The deaths of two young children following the sinking of a migrant boat in the English Channel have led to renewed calls for change.
At least four people have died in the tragedy, believed to be the single biggest loss of life during the current migrant crisis.
The two children were aged five and eight while the others were adults, French authorities confirmed.
Charities say there is “no excuse for failing to act now” and called on the UK Government to create a legal route for refugees.
Bertrand Ringot, the mayor of Gravelines, south west of Dunkirk, described the deaths as “tragic”.
He added that as the end of the Brexit transition period approaches, he will call for more security resources in the area around the port.
Bella Sankey, director of Detention Action, said: “News that a five-year-old child has died at sea while trying to reach safety in the UK is the horror that we dreaded would come.
“Where is the decency and common humanity of the UK Government?
“How can they allow our children to perish in this way? It would be easy to create a legal route for refugees who reach northern France to seek asylum in the UK; there is no excuse for failing to act now.”
Mariam Kemple Hardy, head of campaigns at Refugee Action, said the incident was “absolutely heartbreaking”.
She added: “Our thoughts are with the people caught up in this horrible tragedy, their families, and the rescuers.
“No-one wants to see people make dangerous crossings but the Government’s hostile rhetoric does nothing to help.

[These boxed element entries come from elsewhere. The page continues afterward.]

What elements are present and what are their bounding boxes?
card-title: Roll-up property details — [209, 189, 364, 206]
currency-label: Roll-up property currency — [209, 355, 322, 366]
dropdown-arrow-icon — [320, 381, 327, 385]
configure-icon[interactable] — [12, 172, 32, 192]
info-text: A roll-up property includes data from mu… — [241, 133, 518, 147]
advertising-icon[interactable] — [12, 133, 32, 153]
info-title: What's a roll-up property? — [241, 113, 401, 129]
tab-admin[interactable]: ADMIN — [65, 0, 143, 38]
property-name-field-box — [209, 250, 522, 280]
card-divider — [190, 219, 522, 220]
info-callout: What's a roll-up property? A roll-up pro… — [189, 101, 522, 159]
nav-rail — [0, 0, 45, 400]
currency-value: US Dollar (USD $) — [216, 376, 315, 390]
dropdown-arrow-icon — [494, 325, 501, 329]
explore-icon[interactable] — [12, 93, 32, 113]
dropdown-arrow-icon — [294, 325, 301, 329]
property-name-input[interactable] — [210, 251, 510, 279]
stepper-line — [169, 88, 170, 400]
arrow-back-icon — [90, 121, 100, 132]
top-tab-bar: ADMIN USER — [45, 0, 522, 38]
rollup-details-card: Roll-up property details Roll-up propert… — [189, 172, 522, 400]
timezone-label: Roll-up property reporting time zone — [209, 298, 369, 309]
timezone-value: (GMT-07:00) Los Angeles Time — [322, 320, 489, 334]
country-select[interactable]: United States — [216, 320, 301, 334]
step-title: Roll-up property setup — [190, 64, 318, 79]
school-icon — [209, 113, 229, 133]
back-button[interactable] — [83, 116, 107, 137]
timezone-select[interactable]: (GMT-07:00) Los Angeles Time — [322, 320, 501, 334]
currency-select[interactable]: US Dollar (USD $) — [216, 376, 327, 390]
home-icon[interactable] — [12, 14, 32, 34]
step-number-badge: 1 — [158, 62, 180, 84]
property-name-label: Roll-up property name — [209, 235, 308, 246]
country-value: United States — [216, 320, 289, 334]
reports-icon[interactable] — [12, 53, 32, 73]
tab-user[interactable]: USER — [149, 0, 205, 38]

“It must stop trying to look tough and urgently create more safe and legal routes for people to seek sanctuary in the UK.”
Shadow home secretary Nick Thomas-Symonds tweeted: “This is an absolute tragedy. Our thoughts are with those who have lost loved ones and people who have been injured.
“It is a heartbreaking reminder of the human cost of this crisis.”
Yvette Cooper MP, chair of the Home Affairs Select Committee, said: “This is truly awful news – and it is even more distressing that children should be involved in this tragedy.
“The thought of children ending up in the cold waves is terrible.
“These boats are incredibly dangerous. The criminal gangs who organise journeys in these precarious dinghies are profiting from putting lives at risk and from other people’s desperation.
“The Home Affairs Committee is currently conducting an inquiry into Channel crossings and into the work that is urgently needed to prevent more lives being lost.”
Jon Featonby, refugee and asylum policy manager at British Red Cross, said: “While we still do not know the full impact of this tragedy, our hearts and thoughts go out to those on that boat today, and their friends and family who may not even yet know the fate of their loved ones.
“Sadly, we fear that we will continue to see people risking their lives to seek asylum in the UK.
“The people we speak to tell us they had no other choice but to come on boats or lorries across the Channel, because there were no other options for them.
“This is a global issue and the UK can and should be a driving force in bringing countries together to create responses that have saving lives at their heart.
“The Home Secretary recently outlined the urgent need for compassionate asylum reform, including the need for more safe routes to be introduced. The time to move on this is now.”